No reference to “rules” was made in any constitution since the first in 1923; nor was there any in the 1971 constitution, which had been applied (with amendments) until its suspension following Mubarak’s ouster.

The call for equality and support for the political and developmental role of women are clearly stipulated in all these constitutions, but they were particularly stressed in the constitutions made under Gamal Abdel-Nasser, the leader of the 23 July Revolution.

Indeed, according to a paper produced last month by the Feminist Organisations Coalition, with the exception of the Salafist Nour Party, the programme of almost every political party, Islamist as well as otherwise, including that of the Freedom and Justice Party to which the president subscribes, includes a clear reference to the need for supporting women’s equal rights in society.
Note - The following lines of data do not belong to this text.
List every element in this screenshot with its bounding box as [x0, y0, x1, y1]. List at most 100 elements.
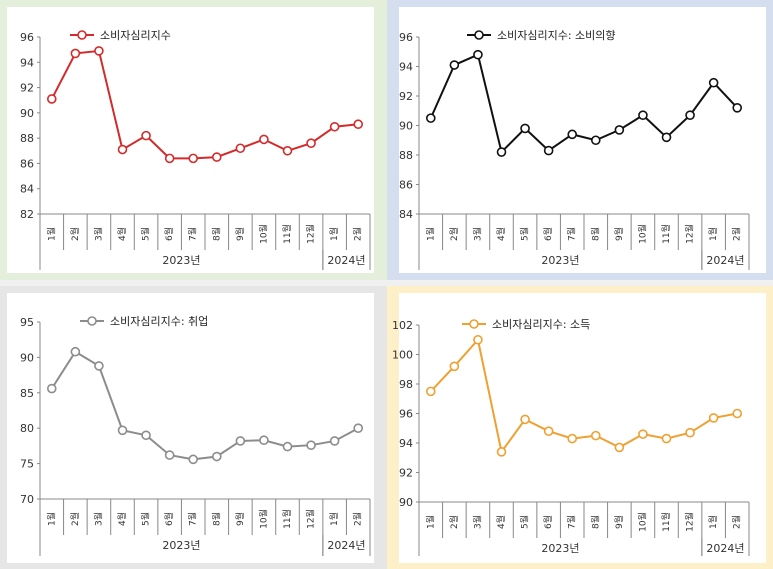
y-tick-label: 94 — [20, 56, 34, 69]
chart-panel-1: 82 84 86 88 90 92 94 96 1월 2월 3월 4월 5월 6월 7월 8월 9월 10월 11월… — [0, 0, 387, 280]
data-point — [473, 334, 483, 345]
data-point — [590, 430, 601, 441]
x-tick-label: 1월 — [707, 515, 719, 529]
data-point — [567, 129, 578, 140]
plot-background — [7, 293, 374, 563]
y-tick-label: 84 — [399, 208, 413, 221]
data-point — [306, 440, 316, 450]
data-point — [117, 425, 128, 436]
legend-marker — [77, 30, 87, 40]
x-tick-label: 2월 — [352, 227, 364, 241]
data-point — [117, 144, 128, 155]
data-point — [590, 135, 601, 146]
x-tick-label: 3월 — [471, 515, 483, 529]
data-point — [188, 153, 199, 164]
year-group-label: 2024년 — [327, 254, 365, 267]
y-tick-label: 90 — [399, 120, 413, 133]
x-tick-label: 8월 — [210, 227, 222, 241]
chart-svg: 70 75 80 85 90 95 1월 2월 3월 4월 5월 6월 7월 8월 9월 10월 11월 12월 1… — [0, 286, 387, 569]
y-tick-label: 96 — [399, 408, 413, 421]
x-tick-label: 1월 — [707, 227, 719, 241]
x-tick-label: 6월 — [542, 515, 554, 529]
data-point — [329, 121, 340, 132]
year-group-label: 2024년 — [327, 539, 365, 552]
data-point — [732, 408, 743, 419]
year-group-label: 2023년 — [162, 254, 200, 267]
data-point — [449, 60, 460, 70]
x-tick-label: 8월 — [589, 227, 601, 241]
x-tick-label: 3월 — [471, 227, 483, 241]
y-tick-label: 100 — [392, 349, 413, 362]
year-group-label: 2023년 — [162, 539, 200, 552]
x-tick-label: 1월 — [328, 512, 340, 526]
data-point — [211, 152, 222, 162]
data-point — [473, 49, 483, 60]
data-point — [94, 46, 104, 56]
chart-panel-4: 90 92 94 96 98 100 102 1월 2월 3월 4월 5월 6월 7월 8월 9월 10월 11월… — [387, 286, 773, 569]
chart-svg: 90 92 94 96 98 100 102 1월 2월 3월 4월 5월 6월 7월 8월 9월 10월 11월… — [387, 286, 773, 569]
legend-marker — [469, 319, 479, 329]
data-point — [188, 454, 199, 465]
data-point — [685, 427, 695, 438]
y-tick-label: 86 — [20, 157, 34, 170]
data-point — [449, 361, 460, 372]
data-point — [70, 48, 81, 59]
y-tick-label: 90 — [399, 496, 413, 509]
x-tick-label: 12월 — [305, 509, 317, 529]
chart-panel-2: 84 86 88 90 92 94 96 1월 2월 3월 4월 5월 6월 7월 8월 9월 10월 11월 12… — [387, 0, 773, 280]
year-group-label: 2024년 — [706, 542, 744, 555]
x-tick-label: 2월 — [731, 227, 743, 241]
x-tick-label: 6월 — [163, 227, 175, 241]
x-tick-label: 5월 — [140, 227, 152, 241]
data-point — [543, 426, 554, 436]
x-tick-label: 9월 — [613, 227, 625, 241]
x-tick-label: 4월 — [116, 512, 128, 526]
x-tick-label: 2월 — [69, 227, 81, 241]
data-point — [638, 110, 648, 120]
year-group-label: 2023년 — [541, 254, 579, 267]
data-point — [520, 414, 530, 425]
data-point — [353, 423, 364, 433]
x-tick-label: 3월 — [92, 512, 104, 526]
data-point — [282, 145, 293, 156]
x-tick-label: 7월 — [566, 515, 578, 529]
y-tick-label: 80 — [20, 422, 34, 435]
x-tick-label: 1월 — [424, 227, 436, 241]
y-tick-label: 90 — [20, 351, 34, 364]
x-tick-label: 1월 — [45, 512, 57, 526]
plot-background — [399, 7, 766, 273]
y-tick-label: 88 — [20, 132, 34, 145]
y-tick-label: 90 — [20, 107, 34, 120]
data-point — [46, 94, 57, 104]
x-tick-label: 1월 — [45, 227, 57, 241]
year-group-label: 2024년 — [706, 254, 744, 267]
data-point — [685, 110, 695, 120]
x-tick-label: 10월 — [636, 224, 648, 244]
data-point — [259, 435, 269, 446]
data-point — [661, 132, 672, 143]
x-tick-label: 2월 — [731, 515, 743, 529]
x-tick-label: 1월 — [328, 227, 340, 241]
data-point — [425, 386, 436, 397]
y-tick-label: 92 — [399, 467, 413, 480]
data-point — [282, 441, 293, 452]
y-tick-label: 96 — [399, 31, 413, 44]
x-tick-label: 7월 — [566, 227, 578, 241]
y-tick-label: 95 — [20, 316, 34, 329]
x-tick-label: 3월 — [92, 227, 104, 241]
legend-label: 소비자심리지수: 소득 — [492, 318, 590, 331]
x-tick-label: 2월 — [448, 515, 460, 529]
x-tick-label: 10월 — [636, 512, 648, 532]
data-point — [141, 430, 151, 441]
x-tick-label: 2월 — [69, 512, 81, 526]
x-tick-label: 4월 — [116, 227, 128, 241]
legend-label: 소비자심리지수: 소비의향 — [497, 29, 616, 42]
chart-panel-3: 70 75 80 85 90 95 1월 2월 3월 4월 5월 6월 7월 8월 9월 10월 11월 12월 1… — [0, 286, 387, 569]
data-point — [496, 447, 507, 457]
x-tick-label: 9월 — [234, 512, 246, 526]
x-tick-label: 7월 — [187, 512, 199, 526]
data-point — [425, 113, 436, 123]
x-tick-label: 9월 — [234, 227, 246, 241]
x-tick-label: 5월 — [519, 227, 531, 241]
data-point — [661, 433, 672, 444]
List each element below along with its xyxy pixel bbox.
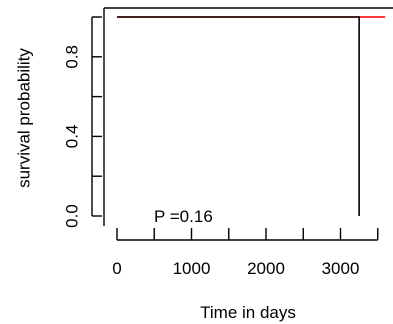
- x-tick-label: 3000: [322, 259, 360, 278]
- y-tick-label: 0.0: [63, 204, 82, 228]
- x-axis: 0 1000 2000 3000: [112, 228, 379, 278]
- x-tick-label: 1000: [173, 259, 211, 278]
- y-axis-title: survival probability: [15, 48, 34, 188]
- series-layer: [117, 16, 386, 216]
- y-tick-label: 0.4: [63, 125, 82, 149]
- y-axis: 0.0 0.4 0.8: [63, 16, 102, 228]
- survival-curve: [117, 16, 360, 216]
- x-axis-title: Time in days: [200, 303, 296, 322]
- y-tick-label: 0.8: [63, 45, 82, 69]
- plot-frame: [103, 7, 393, 226]
- x-tick-label: 2000: [247, 259, 285, 278]
- p-value-annotation: P =0.16: [154, 207, 213, 226]
- x-tick-label: 0: [112, 259, 121, 278]
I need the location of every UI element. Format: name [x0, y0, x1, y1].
Mekkawie finds no satisfactory argument made in support of the proposed language of Article 29 of the constitution that “calls on the state to prohibit” rather than directly incriminating human-trafficking.

During the last few years of Mubarak’s rule, former first lady Suzanne Mubarak took it upon herself to promote the cause of stopping human-trafficking, even as endless “summer marriages” between older oil-rich Arab holiday-makers and Egyptian girls as young as 14 years old continued.

Even the harshest critics of the former first lady, who argue that she approached the topic without going deep enough into its substance, insist that it was still better to have the state opposed to human trafficking, child marriages and FGM. A national campaign launched for these three causes has been abruptly suspended. Instead, members of the FJP, including a woman advisor to the president, have been caught in controversies over press statements supporting FGM.

An attempt to get rid of anti-FGM laws was conducted by some members of the dissolved parliament but eventually stopped thanks to Al-Azhar. “It was shocking to hear some calling for the elimination of this law but it was reassuring to have Al-Azhar step in with its moderate, tolerant and humanitarian interpretation of Islam,” Mekkawie says, “the one that Egypt had always embraced.”

Yet Mekkawie does not seem too confident that the call for eliminating the “firmly discriminatory language” will be heeded. Work against discrimination, she says, will continue anyway. Currently she is lobbying to secure a chapter-based referendum on the constitution.

“We should not be voting yes or no on the entire set of chapters; we should be allowed to vote yes for some and no for others if we so wish,” she says. Should this be the case, Mekkawie is hopeful that the chapters including discriminatory language against women would be dropped, especially if the appeal made by some to condition the approval of any constitutional material on the agreement of 75 per cent of the eligible voters is successful.

The Feminist Organisations Coalition paper supports the expectations of Mekkawie, with an opinion poll reflecting keenness among women of different socio-economic, political and religious affiliations to pursue more and not fewer rights and to come closer to equality with men.

“The main demands of the 25 January Revolution were liberty and equity; we should not lose sight of these goals,” Mekkawie argued. She added that if society is truly dedicated to building a modern state, “then we all have to agree that the role of women as well as men is desperately needed.”